Spor gazeteciliğinin bittiği tarihtir o!

Hiç bir zaman, mesleğimin ustalarını, onların kalem ustalığını unutmadım...
Asla ihanet içerisinde olmadıklarını, sporun bilimselliğine bağlı kaldıklarını gördüm, yaşadım.’¶
Bizlere bu mesleği öğreten insanların, spor gazeteciliği öğretisi olanların gösterdikleri yolda yürümeyi bir ödev edindik; Onların öğretilerini de boynumuzda bir övünç madalyası olarak taşıdık...
Şimdi bana kimse Abdülkadir Yücelman'ın verdiklerini kim verebilir bu meslekte; Kim hangi kalem ustalığıyla anlatır bana Kahraman Babçum'u; Hangi usta Necmi Tanyolaç'ın spor sayfaları ustalığı, müdürlüğü üzerine, kalemine değinir, kelam eder?
Ve hangi ses Halit Kıvanç'ın o Türk dili ustalığıyla ulaşır sporsevere?
Söyler misiniz, hangi ses, hangi yazı, hangi duyarlılık böyle bir iletişimi sağlar?
Yazdığımız her yazı, yaptığımız her hareket, söylediğimiz her söz bir tarihtir bizim...
Suya yazılmamış, kara kalem de olsa sayfaya düşmüş her nokta, tarihsel birikimimizden siz sevgili okura düşmüş notumuzdur; Birikimimizden akan bir damladır...
Kıssadan hisse; Sevgili Suavi Yardımoğlu kardeşim üstat İslam Çupi'yi anmak adına bir yazı yazıp, onun Bab-ı Ali'de plazalara sığmayan, yüreğine oturmuş bır sızı gibi Bab-ı Ali'nin ortasında kalıp gönderdiği bir yazıyı gündeme koymuş...
Saygıyla karşılıyor ve yine İslam Çupi ustamızı saygıyla anıyorıum...
O yazıyı sizlerle aynen paylaişacağım, ancak, bugün spor yazarlığı değerini, spor gazeteciliğinin ödevlerini yerine getirmeye çalışan, getiren, gazetelerinde sigortasız çalıştırılan, sömürülen, haklarını aradıklarında kapı dışarı bırakılan arkadaşlarım adına, belki de Suavi kardeşimin sorgulayamadığı, soramadığı soruları sormak istiyorum...
Basın kartı almaktan mahkum kılınan yasalarla çalıştırılan arkadaşlarımıza sahip çıkmayı, kendilerini çok demokrat, hak savunucusu gören spor sorumlusu, dernek ve cemiyet başkanı arkadaşlarımız ne zaman görev edineceklr ve bu sorunu ne zaman hangi ölçülerde savunacak ve çözmeye çalışacaklardır?
"İslam Çupi'yi anmak" yazısını yazdığında, Sevgili Suavi Yardımoğlu kardeşimin neler duyumsadığını elbet biliyorum.

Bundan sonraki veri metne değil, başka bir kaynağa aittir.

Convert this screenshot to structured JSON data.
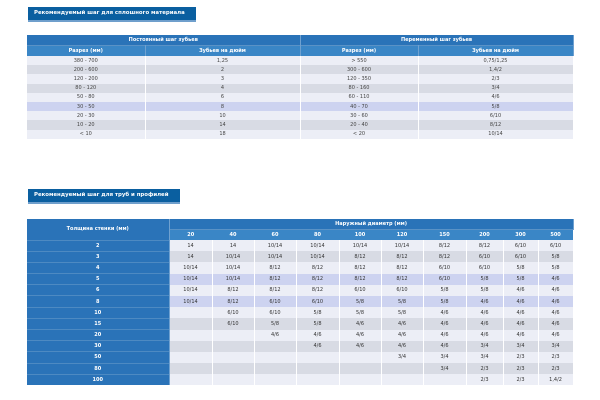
{
  "solid": {
    "title": "Рекомендуемый шаг для сплошного материала",
    "group_constant": "Постоянный шаг зубьев",
    "group_variable": "Переменный шаг зубьев",
    "col_section": "Разрез (мм)",
    "col_tpi": "Зубьев на дюйм",
    "rows": [
      {
        "c1": "380 - 700",
        "c2": "1,25",
        "c3": "> 550",
        "c4": "0,75/1,25"
      },
      {
        "c1": "200 - 600",
        "c2": "2",
        "c3": "300 - 600",
        "c4": "1,4/2"
      },
      {
        "c1": "120 - 200",
        "c2": "3",
        "c3": "120 - 350",
        "c4": "2/3"
      },
      {
        "c1": "80 - 120",
        "c2": "4",
        "c3": "80 - 160",
        "c4": "3/4"
      },
      {
        "c1": "50 - 80",
        "c2": "6",
        "c3": "60 - 110",
        "c4": "4/6"
      },
      {
        "c1": "30 - 50",
        "c2": "8",
        "c3": "40 - 70",
        "c4": "5/8"
      },
      {
        "c1": "20 - 30",
        "c2": "10",
        "c3": "30 - 60",
        "c4": "6/10"
      },
      {
        "c1": "10 - 20",
        "c2": "14",
        "c3": "20 - 40",
        "c4": "8/12"
      },
      {
        "c1": "< 10",
        "c2": "18",
        "c3": "< 20",
        "c4": "10/14"
      }
    ]
  },
  "pipes": {
    "title": "Рекомендуемый шаг для труб и профилей",
    "wall_header": "Толщина стенки (мм)",
    "diameter_header": "Наружный диаметр (мм)",
    "diameters": [
      "20",
      "40",
      "60",
      "80",
      "100",
      "120",
      "150",
      "200",
      "300",
      "500"
    ],
    "rows": [
      {
        "t": "2",
        "v": [
          "14",
          "14",
          "10/14",
          "10/14",
          "10/14",
          "10/14",
          "8/12",
          "8/12",
          "6/10",
          "6/10"
        ]
      },
      {
        "t": "3",
        "v": [
          "14",
          "10/14",
          "10/14",
          "10/14",
          "8/12",
          "8/12",
          "8/12",
          "6/10",
          "6/10",
          "5/8"
        ]
      },
      {
        "t": "4",
        "v": [
          "10/14",
          "10/14",
          "8/12",
          "8/12",
          "8/12",
          "8/12",
          "6/10",
          "6/10",
          "5/8",
          "5/8"
        ]
      },
      {
        "t": "5",
        "v": [
          "10/14",
          "10/14",
          "8/12",
          "8/12",
          "8/12",
          "8/12",
          "6/10",
          "5/8",
          "5/8",
          "4/6"
        ]
      },
      {
        "t": "6",
        "v": [
          "10/14",
          "8/12",
          "8/12",
          "8/12",
          "6/10",
          "6/10",
          "5/8",
          "5/8",
          "4/6",
          "4/6"
        ]
      },
      {
        "t": "8",
        "v": [
          "10/14",
          "8/12",
          "6/10",
          "6/10",
          "5/8",
          "5/8",
          "5/8",
          "4/6",
          "4/6",
          "4/6"
        ]
      },
      {
        "t": "10",
        "v": [
          "",
          "6/10",
          "6/10",
          "5/8",
          "5/8",
          "5/8",
          "4/6",
          "4/6",
          "4/6",
          "4/6"
        ]
      },
      {
        "t": "15",
        "v": [
          "",
          "6/10",
          "5/8",
          "5/8",
          "4/6",
          "4/6",
          "4/6",
          "4/6",
          "4/6",
          "4/6"
        ]
      },
      {
        "t": "20",
        "v": [
          "",
          "",
          "4/6",
          "4/6",
          "4/6",
          "4/6",
          "4/6",
          "4/6",
          "4/6",
          "4/6"
        ]
      },
      {
        "t": "30",
        "v": [
          "",
          "",
          "",
          "4/6",
          "4/6",
          "4/6",
          "4/6",
          "3/4",
          "3/4",
          "3/4"
        ]
      },
      {
        "t": "50",
        "v": [
          "",
          "",
          "",
          "",
          "",
          "3/4",
          "3/4",
          "3/4",
          "2/3",
          "2/3"
        ]
      },
      {
        "t": "80",
        "v": [
          "",
          "",
          "",
          "",
          "",
          "",
          "3/4",
          "2/3",
          "2/3",
          "2/3"
        ]
      },
      {
        "t": "100",
        "v": [
          "",
          "",
          "",
          "",
          "",
          "",
          "",
          "2/3",
          "2/3",
          "1,4/2"
        ]
      }
    ]
  }
}
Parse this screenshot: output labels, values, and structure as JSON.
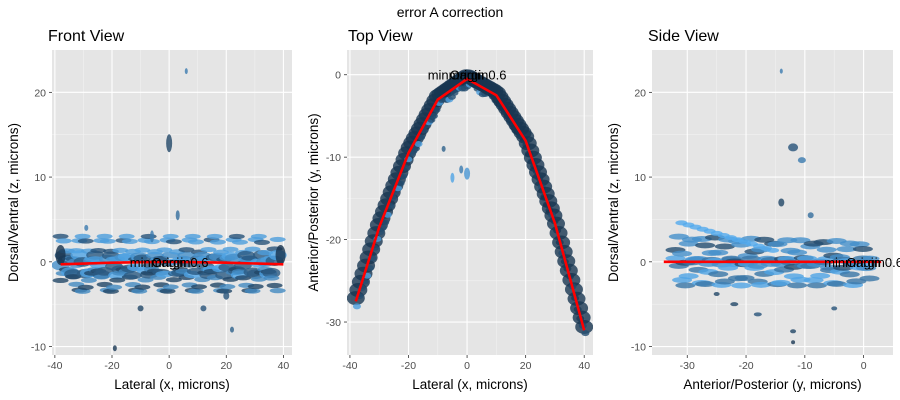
{
  "figure": {
    "title": "error A correction"
  },
  "colors": {
    "panel_bg": "#e5e5e5",
    "grid_major": "#ffffff",
    "point_dark": "#132b43",
    "point_light": "#56b1f7",
    "fit_line": "#ff0000",
    "tick_text": "#4d4d4d"
  },
  "chart_data": [
    {
      "type": "scatter",
      "title": "Front View",
      "xlabel": "Lateral (x, microns)",
      "ylabel": "Dorsal/Ventral (z, microns)",
      "xlim": [
        -41,
        43
      ],
      "ylim": [
        -11,
        25
      ],
      "x_ticks": [
        -40,
        -20,
        0,
        20,
        40
      ],
      "y_ticks": [
        -10,
        0,
        10,
        20
      ],
      "x_tick_labels": [
        "-40",
        "-20",
        "0",
        "20",
        "40"
      ],
      "y_tick_labels": [
        "-10",
        "0",
        "10",
        "20"
      ],
      "fit_line": {
        "x": [
          -38,
          -20,
          0,
          20,
          40
        ],
        "y": [
          -0.3,
          -0.1,
          0,
          -0.1,
          -0.3
        ]
      },
      "annotations": [
        {
          "text": "minmargin0.6",
          "x": 0,
          "y": 0
        },
        {
          "text": "Origin",
          "x": 0,
          "y": 0
        }
      ],
      "grid": true,
      "point_color_scale": [
        "#132b43",
        "#56b1f7"
      ]
    },
    {
      "type": "scatter",
      "title": "Top View",
      "xlabel": "Lateral (x, microns)",
      "ylabel": "Anterior/Posterior (y, microns)",
      "xlim": [
        -41,
        43
      ],
      "ylim": [
        -34,
        3
      ],
      "x_ticks": [
        -40,
        -20,
        0,
        20,
        40
      ],
      "y_ticks": [
        0,
        -10,
        -20,
        -30
      ],
      "x_tick_labels": [
        "-40",
        "-20",
        "0",
        "20",
        "40"
      ],
      "y_tick_labels": [
        "0",
        "-10",
        "-20",
        "-30"
      ],
      "fit_line": {
        "x": [
          -38,
          -30,
          -20,
          -10,
          0,
          10,
          20,
          30,
          40
        ],
        "y": [
          -27.5,
          -18.5,
          -9.5,
          -3,
          -0.5,
          -2.5,
          -8,
          -18,
          -31
        ]
      },
      "annotations": [
        {
          "text": "minmargin0.6",
          "x": 0,
          "y": 0
        },
        {
          "text": "Origin",
          "x": 0,
          "y": 0
        }
      ],
      "grid": true,
      "point_color_scale": [
        "#132b43",
        "#56b1f7"
      ]
    },
    {
      "type": "scatter",
      "title": "Side View",
      "xlabel": "Anterior/Posterior (y, microns)",
      "ylabel": "Dorsal/Ventral (z, microns)",
      "xlim": [
        -36,
        5
      ],
      "ylim": [
        -11,
        25
      ],
      "x_ticks": [
        -30,
        -20,
        -10,
        0
      ],
      "y_ticks": [
        -10,
        0,
        10,
        20
      ],
      "x_tick_labels": [
        "-30",
        "-20",
        "-10",
        "0"
      ],
      "y_tick_labels": [
        "-10",
        "0",
        "10",
        "20"
      ],
      "fit_line": {
        "x": [
          -34,
          3
        ],
        "y": [
          0,
          0
        ]
      },
      "annotations": [
        {
          "text": "minmargin0.6",
          "x": 0,
          "y": 0
        },
        {
          "text": "Origin",
          "x": 0,
          "y": 0
        }
      ],
      "grid": true,
      "point_color_scale": [
        "#132b43",
        "#56b1f7"
      ]
    }
  ]
}
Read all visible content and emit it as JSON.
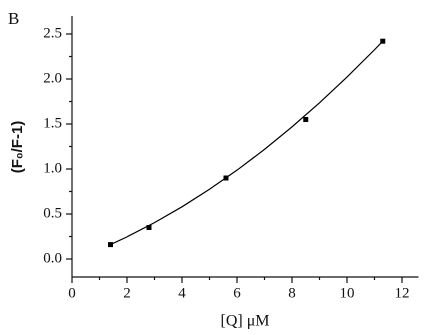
{
  "chart_data": {
    "type": "scatter",
    "panel_label": "B",
    "x_label": "[Q] μM",
    "y_label": "(F₀/F-1)",
    "xlim": [
      0,
      12.6
    ],
    "ylim": [
      -0.2,
      2.7
    ],
    "xticks": [
      0,
      2,
      4,
      6,
      8,
      10,
      12
    ],
    "xminor_ticks": [
      1,
      3,
      5,
      7,
      9,
      11
    ],
    "yticks": [
      {
        "value": 0,
        "label": "0.0"
      },
      0.5,
      {
        "value": 1,
        "label": "1.0"
      },
      1.5,
      {
        "value": 2,
        "label": "2.0"
      },
      2.5
    ],
    "yminor_ticks": [
      0.25,
      0.75,
      1.25,
      1.75,
      2.25
    ],
    "color": "#000000",
    "series": [
      {
        "mode": "markers",
        "x": [
          1.4,
          2.8,
          5.6,
          8.5,
          11.3
        ],
        "values": [
          0.16,
          0.35,
          0.9,
          1.55,
          2.42
        ]
      },
      {
        "mode": "line",
        "x": [
          1.4,
          2,
          3,
          4,
          5,
          6,
          7,
          8,
          9,
          10,
          11,
          11.3
        ],
        "values": [
          0.16,
          0.246,
          0.404,
          0.58,
          0.775,
          0.987,
          1.218,
          1.468,
          1.735,
          2.021,
          2.325,
          2.42
        ]
      }
    ]
  }
}
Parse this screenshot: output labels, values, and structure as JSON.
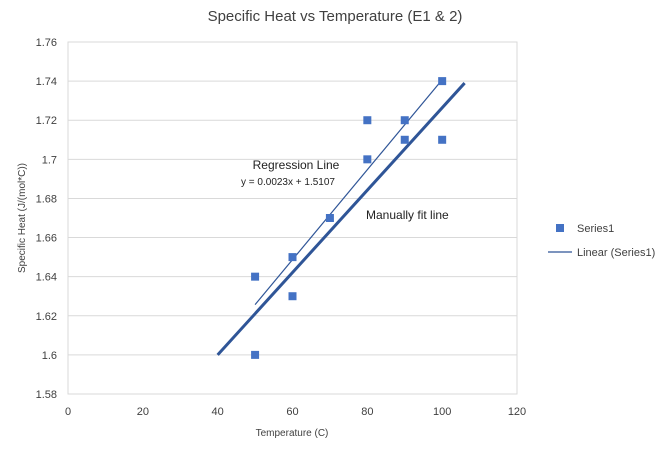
{
  "chart_data": {
    "type": "scatter",
    "title": "Specific Heat vs Temperature (E1 & 2)",
    "xlabel": "Temperature (C)",
    "ylabel": "Specific Heat (J/(mol*C))",
    "xlim": [
      0,
      120
    ],
    "ylim": [
      1.58,
      1.76
    ],
    "x_ticks": [
      "0",
      "20",
      "40",
      "60",
      "80",
      "100",
      "120"
    ],
    "y_ticks": [
      "1.58",
      "1.6",
      "1.62",
      "1.64",
      "1.66",
      "1.68",
      "1.7",
      "1.72",
      "1.74",
      "1.76"
    ],
    "grid": true,
    "legend_position": "right",
    "series": [
      {
        "name": "Series1",
        "x": [
          50,
          50,
          60,
          60,
          70,
          80,
          80,
          90,
          90,
          100,
          100
        ],
        "y": [
          1.64,
          1.6,
          1.65,
          1.63,
          1.67,
          1.72,
          1.7,
          1.72,
          1.71,
          1.74,
          1.71
        ],
        "color": "#4472C4"
      }
    ],
    "trendline": {
      "name": "Linear (Series1)",
      "slope": 0.0023,
      "intercept": 1.5107,
      "x_range": [
        50,
        100
      ],
      "color": "#2F5597"
    },
    "manual_line": {
      "x": [
        40,
        106
      ],
      "y": [
        1.6,
        1.739
      ],
      "color": "#2F5597"
    },
    "annotations": {
      "regression_label": "Regression Line",
      "equation": "y = 0.0023x + 1.5107",
      "manual_label": "Manually fit line"
    }
  }
}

Ancak, bu spor gazetecesi ordusunun içinde hangi yollardan geçildiğinin, hangi engellerin aşılması gerektiğinin de bilincinde olmalıdır diye düşünüyorum... Kaldı ki, kendisi bu yollardan geçmiş en deneyimli kişilerden biri değil midir?
Spor gazetecileri bugün en büyük engelleri olan 212 sayılı Basın Kartı taşıma koşulunu getiren yasanın engeli içerisinde boğuşmakta; Ses sanatçısı, orkestra elemanı, sanatçı ya da benzeri türedilerin işgaliyle boğuşmaktadır...
Yardımoğlu, biliyorum ki bu sorunu İslam Çupi ustayı anarak dile getirmeye çalışmış...
Ustalar bize hep önder oldu...
Oldular da, biz onlara ne kadar örnek olduk?
Biz haklarımızı ne denli savunduk?
Sorun burada...
Spor gazetecilerinin sorunları bugün olduğu gibi yarınlarda da tartışılacak. Biz hep konuşacağız...
Öyleyse İslam Çupi ustaya bir kez daha bakalım...
Bakalım da bir ders daha alalım...
Anlayana!...

"Türk spor basını dün Ümraniye Çakaldağı mezarlığında Namık Sevik'in 14. yıldönümüne gönül ve yürek bastı. Ümraniye Çakaldağı mezarlığı Namık ağabeyi defnettiğimiz ilk gün yani 14 yıl önce böyle değildi. Bir yemyeşil cennet ve göğü bir oksijen deposu idi. Ne etrafta İstanbul'un yükseklerinde yeni yeni dolanan yılankavi otobanlar vardı, ne yeni holding azmanları, ne de üstüne kat be kat çıkılmış apartmanlar... 14 yıl önce bol oksijen alınan ve cirit atılan yeşilliklerde, şimdi kımıldamak için milim yer yok. Ümraniye tüm doğası yeşili ve oksijeni ile kirlenmiş, sıkışmış, o temiz varoş yerine hepimizin bildiği İstanbul'a bırakmış.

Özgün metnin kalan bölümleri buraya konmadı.